Engineering. Chemistry. Materials science. Applied physics. Applied mathematics. Every applied discipline that touches the supply chain will need to work together—to join up as a community—to solve the problems of Sustainable Development Goal (SDG) 12: Responsible Consumption and Production. Here we’re sharing thoughts from Jens H. Nielsen at the Technical University of Denmark, an Editor-in-Chief of Glass Structures & Engineering
The overall focus of my research is to provide a basis for a higher degree of utilization of glass in the urban environment.
Many of us think of glass as a transparent material and nothing more. However, glass also have other important and interesting qualities, such as high resistance to corrosion or deterioration in even the most harsh environments, reasonable strength, weight and stiffness properties compared to more commonly used structural materials. The major drawback from the structural engineers’ viewpoint is the brittle nature of glass.
Glass in the building envelope has been increasingly used for centuries due to its transparency; however, more recently glass is also used for load-carrying structural components. Such type of usage feeds new research challenges in order to assist in enabling engineers to design safe and optimized structures using glass.
It is of very high importance, which I guess may be said for all researchers in the engineering disciplines. That said, I find it important to differentiate between research and development when working in the field. I would like to think, that my research should provide tools for the daily work of engineers, meaning that providing the basis for e.g. determination of glass strengths in tempered glass near holes is allowing a designing engineer to more accurately estimate the needed glass thickness for a specific façade element in an actual building.
Extending the use of glass in our society can be related to many of the SDGs. As an example, SDG12 is aiming at sustainability (doing more and better with less), reducing waste etc. Glass is (almost) not deteriorating, raw materials exists in abundance and the recycling rates are very high.
As I see it there are a few channels to distribute my knowledge and to get it out to benefit of the society. However, this is hardly done over night. One important, and often overlooked, channel is the education of students who can new knowledge learned during their studies directly into the companies. Another equally important channel is the international publication to other researchers through journal papers, conferences, webinars etc. which serve as a quality check and also spread the knowledge more efficiently throughout the world.
I guess this is an old classic one, but build your network, be open minded towards collaboration with other research fields and spend time on optimizing your research with the equipment/resources available.

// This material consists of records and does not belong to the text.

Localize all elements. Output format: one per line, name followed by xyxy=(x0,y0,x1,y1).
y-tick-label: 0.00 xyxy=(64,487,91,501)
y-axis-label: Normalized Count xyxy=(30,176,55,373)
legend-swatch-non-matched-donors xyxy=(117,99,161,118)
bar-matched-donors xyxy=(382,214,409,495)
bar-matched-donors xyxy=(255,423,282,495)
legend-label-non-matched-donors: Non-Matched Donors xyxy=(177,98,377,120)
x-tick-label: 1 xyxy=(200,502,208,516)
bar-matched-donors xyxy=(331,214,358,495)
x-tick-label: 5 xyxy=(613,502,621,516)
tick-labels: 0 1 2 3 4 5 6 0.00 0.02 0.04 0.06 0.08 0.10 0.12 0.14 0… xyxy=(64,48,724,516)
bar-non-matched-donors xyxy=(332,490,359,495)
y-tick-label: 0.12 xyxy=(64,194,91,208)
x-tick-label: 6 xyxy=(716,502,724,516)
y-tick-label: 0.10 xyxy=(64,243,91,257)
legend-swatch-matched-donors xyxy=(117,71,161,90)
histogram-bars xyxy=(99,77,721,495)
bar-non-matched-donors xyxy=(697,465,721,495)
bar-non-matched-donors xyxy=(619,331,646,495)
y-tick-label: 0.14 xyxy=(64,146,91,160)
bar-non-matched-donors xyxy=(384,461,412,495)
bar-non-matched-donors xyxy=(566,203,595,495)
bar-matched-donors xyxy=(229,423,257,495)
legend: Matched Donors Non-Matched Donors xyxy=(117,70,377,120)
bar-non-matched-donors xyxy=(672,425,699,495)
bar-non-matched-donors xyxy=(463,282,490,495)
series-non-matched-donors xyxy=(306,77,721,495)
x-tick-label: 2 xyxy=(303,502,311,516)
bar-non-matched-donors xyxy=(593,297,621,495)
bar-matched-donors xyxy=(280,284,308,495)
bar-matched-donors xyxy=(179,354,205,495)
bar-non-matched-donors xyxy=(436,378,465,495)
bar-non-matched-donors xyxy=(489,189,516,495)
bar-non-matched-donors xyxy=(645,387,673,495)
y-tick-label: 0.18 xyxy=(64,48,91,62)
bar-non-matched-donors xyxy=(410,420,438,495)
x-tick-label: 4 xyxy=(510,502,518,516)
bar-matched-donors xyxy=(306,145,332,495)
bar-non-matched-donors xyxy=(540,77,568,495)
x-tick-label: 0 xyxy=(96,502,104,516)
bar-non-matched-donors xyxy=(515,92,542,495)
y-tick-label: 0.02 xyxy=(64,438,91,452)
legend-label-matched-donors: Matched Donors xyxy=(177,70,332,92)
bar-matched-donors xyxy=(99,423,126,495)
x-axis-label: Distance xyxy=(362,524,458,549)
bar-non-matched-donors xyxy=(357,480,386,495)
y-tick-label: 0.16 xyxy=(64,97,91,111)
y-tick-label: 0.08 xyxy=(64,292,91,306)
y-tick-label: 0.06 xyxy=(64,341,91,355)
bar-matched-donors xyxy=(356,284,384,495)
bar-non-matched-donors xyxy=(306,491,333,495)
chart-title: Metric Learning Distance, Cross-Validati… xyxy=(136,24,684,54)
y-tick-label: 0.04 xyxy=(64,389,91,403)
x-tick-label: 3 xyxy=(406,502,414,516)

Jens H. Nielsen is an associate professor at the civil engineering department at the Technical University of Denmark (DTU). His research interests include numerical modelling and glass, with a particular interest in the use of glass for load-carrying structural elements and how these can be improved with respect to safety and material consumption. In 2016, together with 4 colleagues, he started the academic journal Glass Structures & Engineering at Springer Nature where is currently one of the Editors-in-Chief.